Decision Confidence and Outcome Variability Optimally Regulate Separate Aspects of Hyperparameter Setting

Kobe Desender,Tom Verguts
DOI: https://doi.org/10.1101/2024.10.03.616475
2024-10-04
Abstract:Reinforcement learning models describe how agents learn about the world (value learning), and how they interact with their environment based on the learned information (decision policy). As in any optimization problem, it is important to set the process hyperparameters, a process which also is thought to be learned (meta-learning). Here, we test a key prediction of meta-learning frameworks, namely that there exist one or more meta-signals that govern hyperparameter setting. Specifically, we test whether decision confidence, in a context of varying outcome variability, informs hyperparameter setting. Participants performed a 2-armed bandit task with confidence ratings. Model comparison shows that confidence and outcome variability are differentially involved in hyperparameter setting. A high level of confidence in the previous choice decreased hyperparameter setting of decision noise on the current trial: when a trial was made with low confidence, the choice on the next trial tended to be more explorative (i.e. high decision noise). Outcome variability influenced another hyperparameter, the learning rate for positive prediction errors (thus affecting value learning). Both strategies are rational approaches that maximize earnings at different temporal loci: the modulation by confidence causes more frequent exploration early after a change point, the modulation by outcome variability is advantageous late after a change point. Finally, we show that (reported) confidence in value-based choices reflects the action value of the chosen option (irrespective of the unchosen value). In sum, decision confidence and outcome variability reflect distinct signals that optimally guide the setting of hyperparameters in decision policy and value learning, respectively.
Neuroscience
What problem does this paper attempt to address?

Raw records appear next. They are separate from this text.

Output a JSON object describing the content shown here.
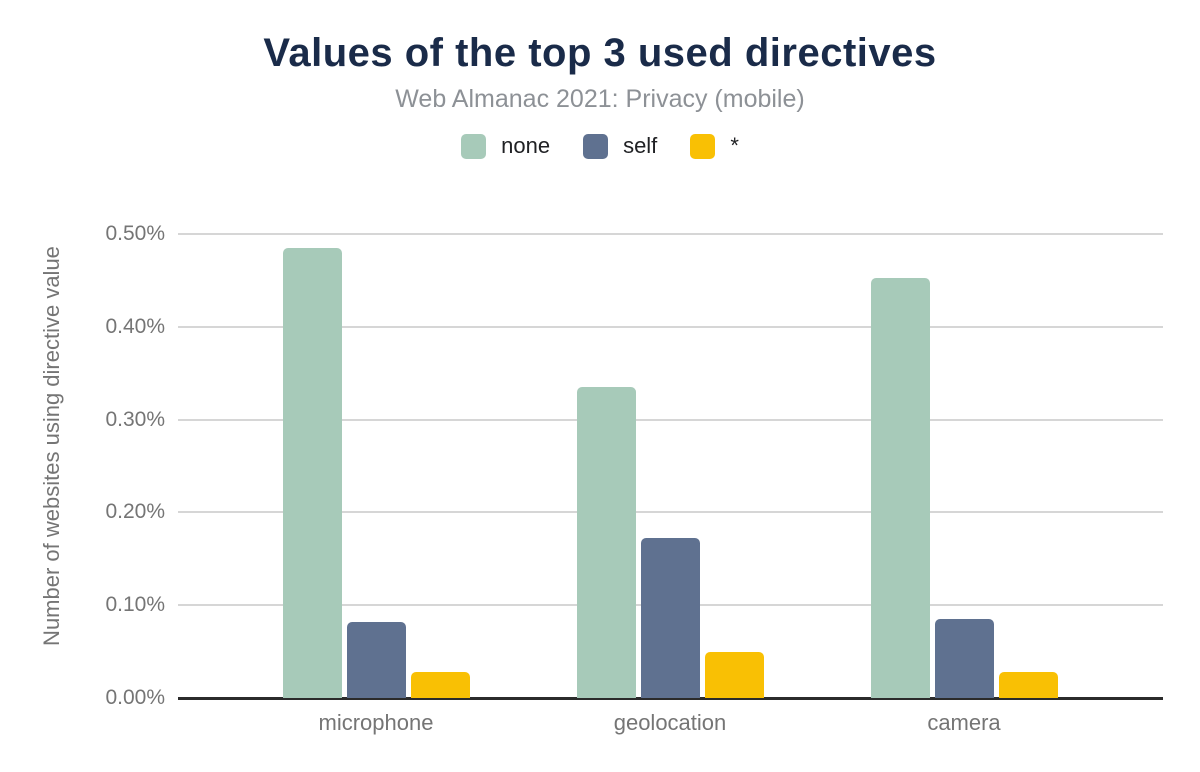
{
  "chart_data": {
    "type": "bar",
    "title": "Values of the top 3 used directives",
    "subtitle": "Web Almanac 2021: Privacy (mobile)",
    "categories": [
      "microphone",
      "geolocation",
      "camera"
    ],
    "series": [
      {
        "name": "none",
        "color": "#a7cab9",
        "values": [
          0.485,
          0.335,
          0.453
        ]
      },
      {
        "name": "self",
        "color": "#5f7190",
        "values": [
          0.082,
          0.172,
          0.085
        ]
      },
      {
        "name": "*",
        "color": "#f9c004",
        "values": [
          0.028,
          0.05,
          0.028
        ]
      }
    ],
    "ylabel": "Number of websites using directive value",
    "xlabel": "",
    "ylim": [
      0,
      0.5
    ],
    "yticks": [
      "0.00%",
      "0.10%",
      "0.20%",
      "0.30%",
      "0.40%",
      "0.50%"
    ],
    "grid": true,
    "legend_position": "top",
    "colors": {
      "title": "#1a2b49",
      "subtitle": "#8d9196",
      "axis_text": "#757575",
      "gridline": "#d6d6d6",
      "axis_line": "#2b2b2b",
      "background": "#ffffff"
    }
  }
}
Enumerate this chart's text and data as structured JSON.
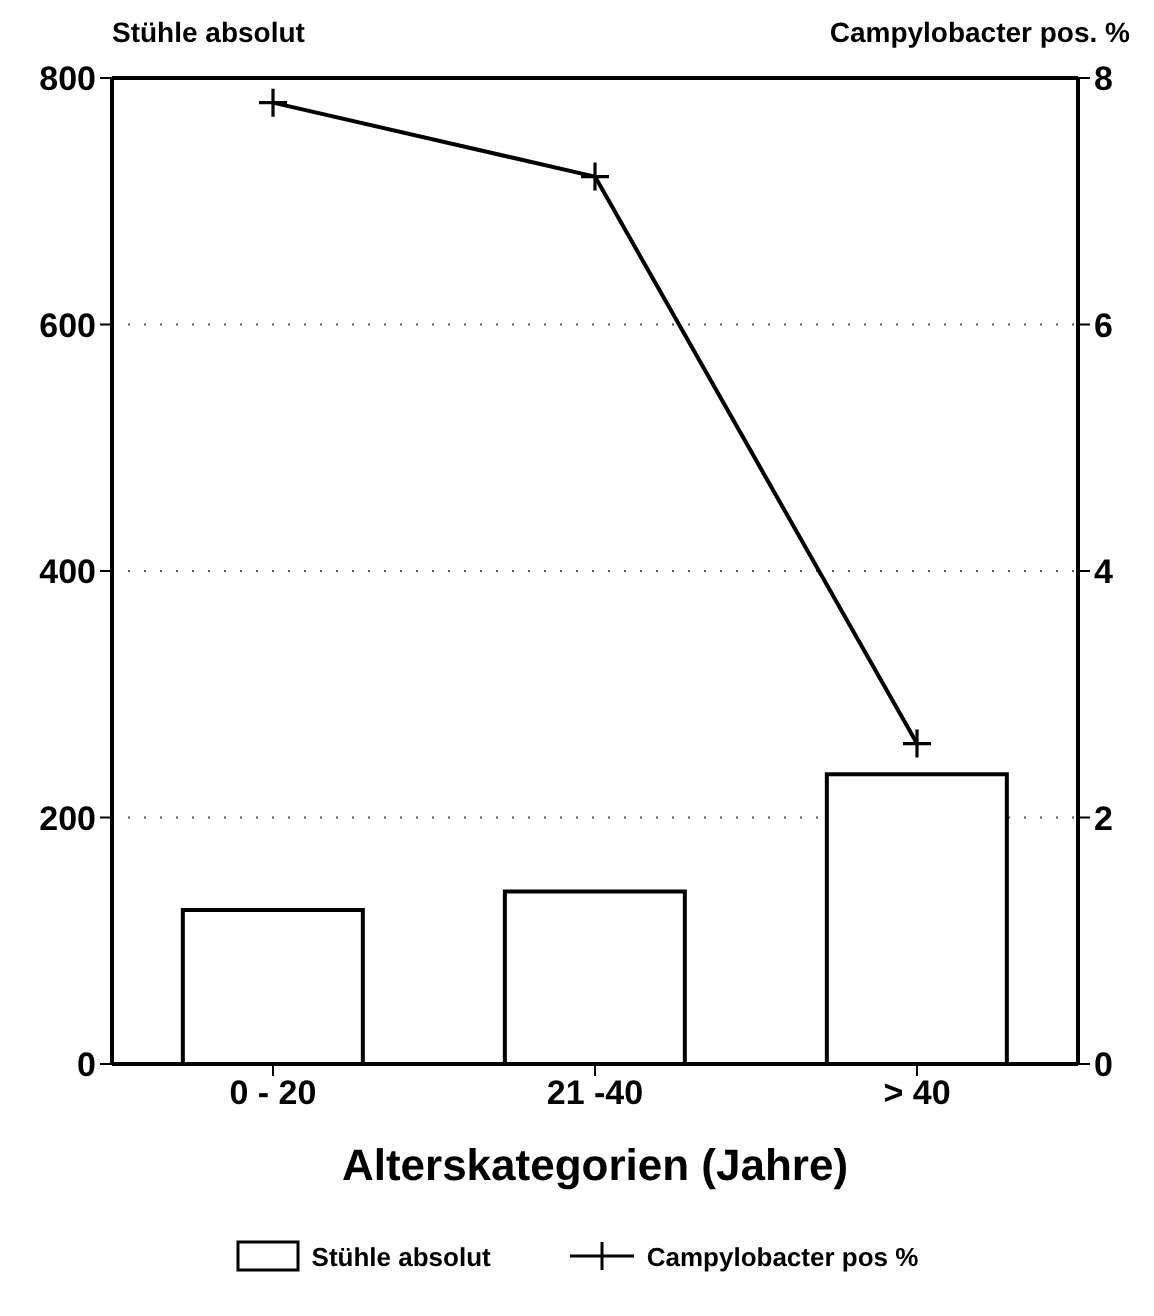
{
  "chart_data": {
    "type": "bar",
    "xlabel": "Alterskategorien (Jahre)",
    "ylabel": "Stühle absolut",
    "y2label": "Campylobacter pos. %",
    "categories": [
      "0 - 20",
      "21 -40",
      "> 40"
    ],
    "series": [
      {
        "name": "Stühle absolut",
        "color": "#ffffff",
        "values": [
          125,
          140,
          235
        ]
      },
      {
        "name": "Campylobacter pos %",
        "type": "line",
        "axis": "y2",
        "color": "#000000",
        "values": [
          7.8,
          7.2,
          2.6
        ]
      }
    ],
    "ylim": [
      0,
      800
    ],
    "yticks": [
      0,
      200,
      400,
      600,
      800
    ],
    "y2lim": [
      0,
      8
    ],
    "y2ticks": [
      0,
      2,
      4,
      6,
      8
    ],
    "grid": "y",
    "legend": "bottom",
    "marker": "cross",
    "line_style": "solid"
  }
}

The paper attempts to address the issue of how decision confidence and outcome variability influence hyperparameter settings in the reinforcement learning process, and to explore whether these factors act as meta-signals to optimize value learning and decision policy. Specifically, the study investigates how participants' decision confidence affects their exploration and exploitation behavior in subsequent trials under different outcome variability conditions through a 2-armed bandit task. The study found that high levels of confidence reduce the setting of decision noise in the current trial, while outcome variability affects another hyperparameter—the learning rate for positive prediction errors—thereby influencing value learning. These two strategies maximize rewards on different time scales after environmental change points. Additionally, the study shows that reported confidence reflects the action value in value-based choices, regardless of the value of the unchosen option. In summary, decision confidence and outcome variability are two distinct signals that optimally guide hyperparameter settings in decision policy and value learning, respectively.